Becoming a Change Agent

During our Peace Corps training over a year ago, we learned about the different "roles of the volunteer".  It was a touchy-feely session on how a volunteer is a learner, co-trainer, co-facilitator, project co-planner, mentor, and lastly, a change agent.  The excessive use of "co's" in the descriptions indicate we should be working side-by-side with the community members, empowering them to implement their own projects, etc.  At first blush, it could seem like a lot of BS handed down from on high, but I guess I'm towing the company line on the softer side of Peace Corps training.  I really do feel as a volunteer, you wear all of these hats, and, that having a vocabulary to define those roles, is a helpful tool during service.

The role that seems most controversial is that of the change agent.  The whole idea of the gringo rolling up and trying to convince a group of indigenous of a different way of life seems like history repeated.  Maybe that's not fair.  Peace Corps certainly has a different mission statement than those in our history books.  But at the end of the day I am a change agent.  What change is good?  What change is bad?  Who am I to say what is right or wrong, what should and should not be done?  And maybe that's why Peace Corps is a two-year minimum commitment.  It takes a long time to figure out what change really is a good thing.

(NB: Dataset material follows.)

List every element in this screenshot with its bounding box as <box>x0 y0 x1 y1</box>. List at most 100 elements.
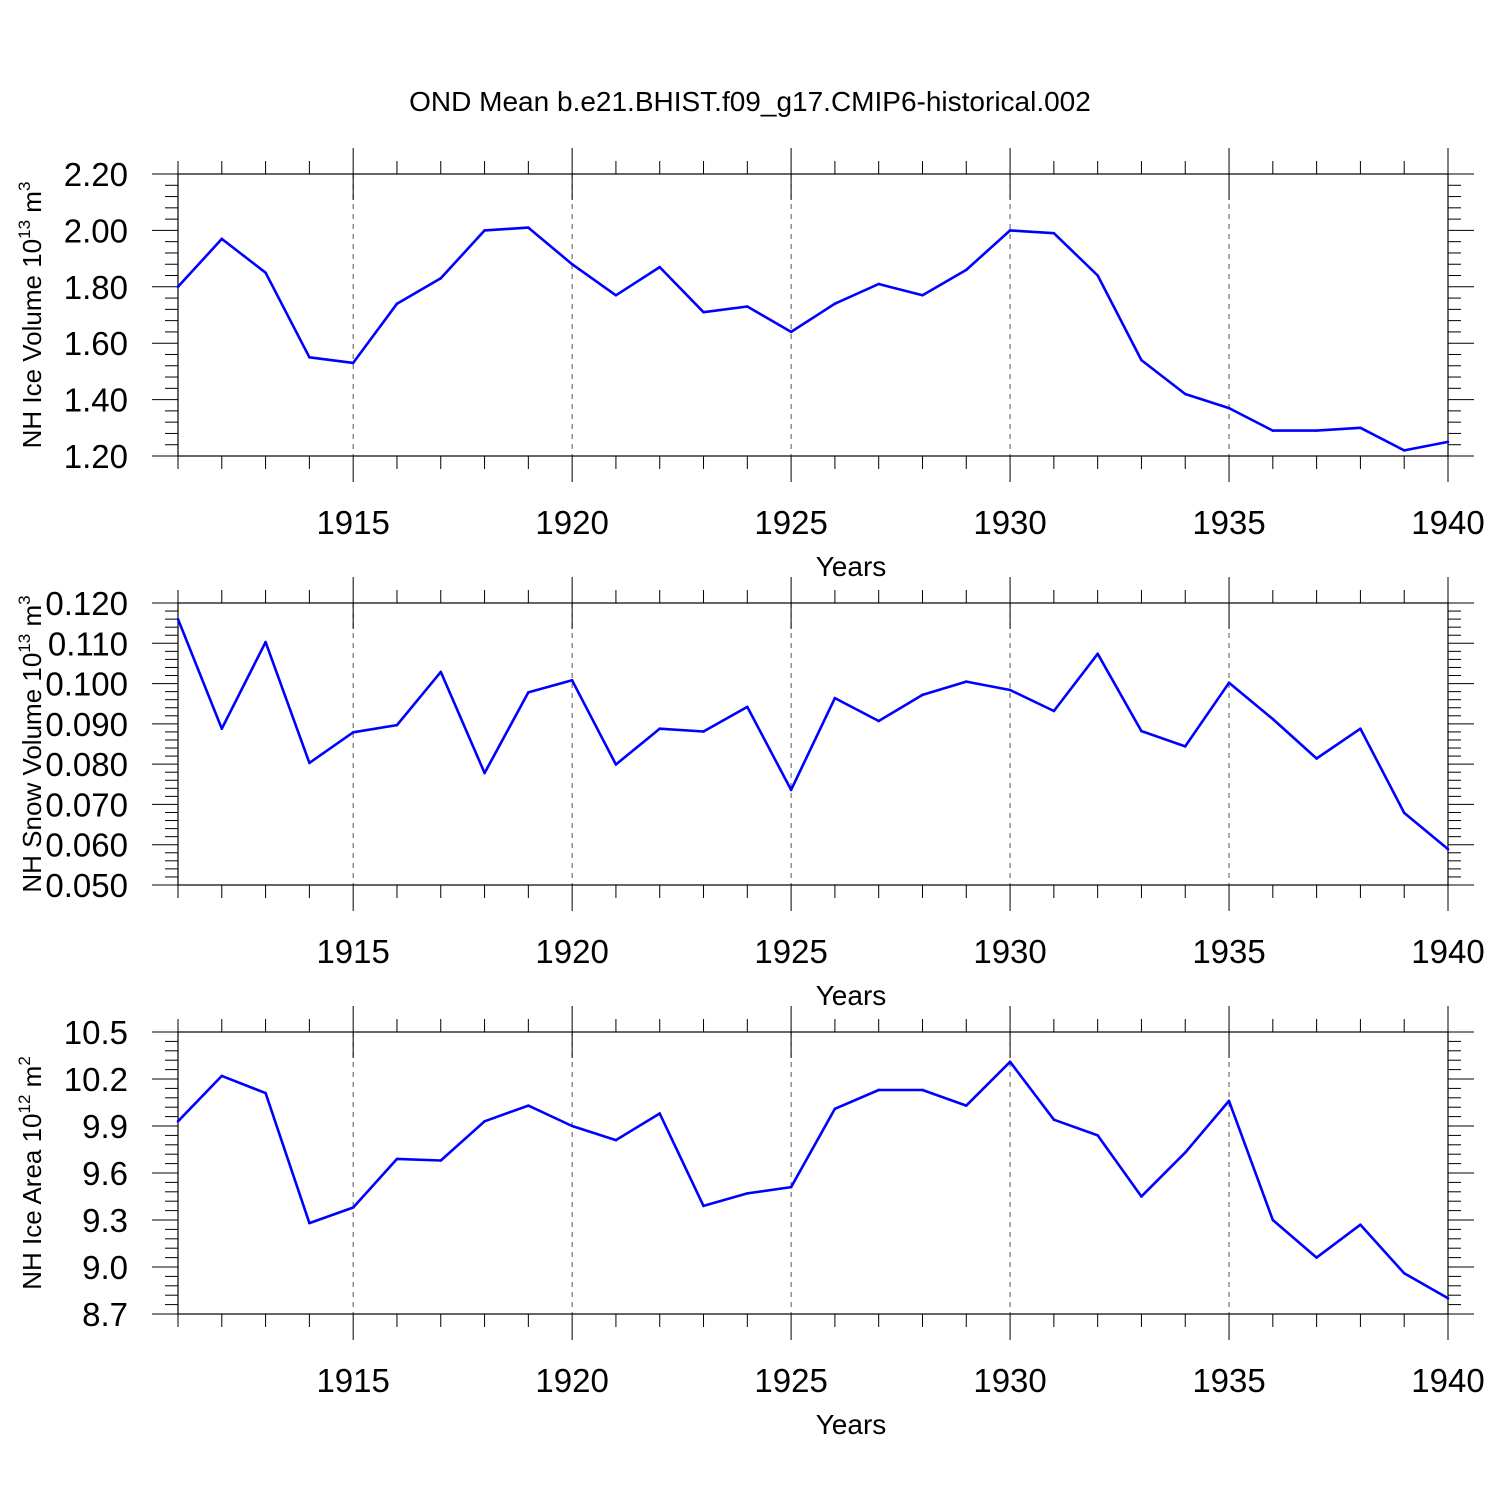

Being a change agent has been hard.   Development work is hard.  Finding the distinction between helping and hurting takes awhile.  Example.  The government is building a road connecting the main highway to a Ngabe metropolis, Kankintu, tucked away in the river basin adjacent to mine.  The road will mean better access to employment, health services, and bringing goods to market.  It also means they've cut a path through virgin rain forest.  There's also talk of the road being used for future mining.  So do we forgo environmental stewardship to help build infrastructure to raise the standard of living of the region?  What development truly raises the standard of living?  Luckily, the scale of Peace Corps is so much smaller that volunteers can sleep well at night.  Most of the work we do involves education, building capacity within the communities so that they can help themselves long after the aid has left.

As with all my thoughts, I think about what the context will be when I return to the States.  Being a change agent back home is just as important.  Culture is fluid.  Look where we were on civil rights just 60 years ago.  That wasn't something that happened just because.  It has been a movement.  A collection of change agents have decided the course of history, have caused a cultural ebb and flow.  I feel like the two years away from my culture and my home will have made me a more informed change agent. This time peering back through the looking glass makes me excited about change back home.  What does being a change agent mean in the context of being home?